Neurons (Activation Functions)

Neurons can be attached to any layer. The neuron of each layer will affect the output in the forward pass and the gradient in the backward pass automatically unless it is an identity neuron. Layers have an identity neuron by default [1].

class Neurons.Identity

An activation function that does not change its input.

class Neurons.ReLU

Rectified Linear Unit. During the forward pass, it inhibits all negative activations. In other words, it computes point-wise \(y=\max(0, x)\). The point-wise derivative for ReLU is

\[\begin{split}\frac{dy}{dx} = \begin{cases}1 & x > 0 \\ 0 & x \leq 0\end{cases}\end{split}\]
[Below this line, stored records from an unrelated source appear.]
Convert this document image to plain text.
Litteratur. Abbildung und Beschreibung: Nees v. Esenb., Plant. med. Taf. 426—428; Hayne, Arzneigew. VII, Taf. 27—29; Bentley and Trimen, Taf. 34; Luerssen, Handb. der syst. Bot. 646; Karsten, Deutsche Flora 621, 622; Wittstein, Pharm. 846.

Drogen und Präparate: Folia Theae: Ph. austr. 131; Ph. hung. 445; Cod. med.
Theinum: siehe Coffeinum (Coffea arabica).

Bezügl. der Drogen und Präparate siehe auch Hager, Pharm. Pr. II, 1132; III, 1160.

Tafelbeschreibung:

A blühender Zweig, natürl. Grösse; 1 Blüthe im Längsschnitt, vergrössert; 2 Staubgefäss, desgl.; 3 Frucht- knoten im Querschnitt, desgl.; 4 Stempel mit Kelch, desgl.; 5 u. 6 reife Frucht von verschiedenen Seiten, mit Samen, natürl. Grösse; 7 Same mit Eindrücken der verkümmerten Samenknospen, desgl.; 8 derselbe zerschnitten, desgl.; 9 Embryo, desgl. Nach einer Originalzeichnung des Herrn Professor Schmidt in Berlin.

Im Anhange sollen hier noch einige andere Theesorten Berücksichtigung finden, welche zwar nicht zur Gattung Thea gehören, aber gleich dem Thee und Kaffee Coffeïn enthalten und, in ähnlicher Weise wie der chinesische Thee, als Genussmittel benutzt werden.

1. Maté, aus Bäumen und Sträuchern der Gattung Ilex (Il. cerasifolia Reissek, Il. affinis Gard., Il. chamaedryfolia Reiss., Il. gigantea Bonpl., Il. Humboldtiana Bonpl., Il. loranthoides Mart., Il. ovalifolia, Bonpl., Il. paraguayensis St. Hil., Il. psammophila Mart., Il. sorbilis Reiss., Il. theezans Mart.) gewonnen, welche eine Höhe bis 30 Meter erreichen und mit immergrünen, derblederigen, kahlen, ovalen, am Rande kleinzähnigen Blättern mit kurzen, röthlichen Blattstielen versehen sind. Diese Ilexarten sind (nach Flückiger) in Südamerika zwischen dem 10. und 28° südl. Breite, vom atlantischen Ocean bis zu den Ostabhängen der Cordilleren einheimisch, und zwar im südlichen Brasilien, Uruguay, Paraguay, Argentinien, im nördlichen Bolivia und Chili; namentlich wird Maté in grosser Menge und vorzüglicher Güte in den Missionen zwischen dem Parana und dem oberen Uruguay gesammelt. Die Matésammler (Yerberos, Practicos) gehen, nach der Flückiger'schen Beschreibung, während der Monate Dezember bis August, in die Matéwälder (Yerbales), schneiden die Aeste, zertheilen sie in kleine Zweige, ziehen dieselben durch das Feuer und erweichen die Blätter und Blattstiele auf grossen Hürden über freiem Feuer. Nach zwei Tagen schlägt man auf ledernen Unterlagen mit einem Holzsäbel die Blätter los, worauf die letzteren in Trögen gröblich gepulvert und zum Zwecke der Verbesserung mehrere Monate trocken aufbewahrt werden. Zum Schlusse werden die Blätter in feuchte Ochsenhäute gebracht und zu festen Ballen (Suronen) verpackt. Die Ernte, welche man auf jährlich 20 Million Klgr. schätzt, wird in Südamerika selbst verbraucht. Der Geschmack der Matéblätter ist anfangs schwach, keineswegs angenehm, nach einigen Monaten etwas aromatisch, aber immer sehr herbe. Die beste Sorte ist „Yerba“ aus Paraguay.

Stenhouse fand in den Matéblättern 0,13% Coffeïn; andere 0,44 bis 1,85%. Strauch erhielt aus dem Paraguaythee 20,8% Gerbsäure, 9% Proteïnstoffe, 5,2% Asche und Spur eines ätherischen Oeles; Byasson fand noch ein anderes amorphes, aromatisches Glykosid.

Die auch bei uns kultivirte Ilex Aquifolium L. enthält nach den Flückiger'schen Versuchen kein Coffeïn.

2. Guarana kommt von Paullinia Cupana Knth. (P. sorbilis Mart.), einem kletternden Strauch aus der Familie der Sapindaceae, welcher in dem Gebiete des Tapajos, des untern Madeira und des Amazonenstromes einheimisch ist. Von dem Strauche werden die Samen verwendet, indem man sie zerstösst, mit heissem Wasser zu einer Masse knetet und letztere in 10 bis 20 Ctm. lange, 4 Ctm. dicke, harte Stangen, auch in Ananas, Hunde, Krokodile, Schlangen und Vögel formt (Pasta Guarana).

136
ReLU is actually not differentialble at 0. But it has subdifferential \([0,1]\). Any value in that interval can be taken as a subderivative, and can be used in SGD if we generalize from gradient descent to subgradient descent. In the implementation, we choose the subgradient at \(x==0\) to be 0.

class Neurons.Sigmoid

Sigmoid is a smoothed step function that produces approximate 0 for negative input with large absolute values and approximate 1 for large positive inputs. The point-wise formula is \(y = 1/(1+e^{-x})\). The point-wise derivative is

\[\frac{dy}{dx} = \frac{-e^{-x}}{\left(1+e^{-x}\right)^2} = (1-y)y\]
[1]This is actually not true: not all layers in Mocha support neurons. For example, data layers currently does not have neurons, but this feature could be added by simply adding a neuron property to the data layer type. However, for some layer types like loss layers or accuracy layers, it does not make much sense to have neurons.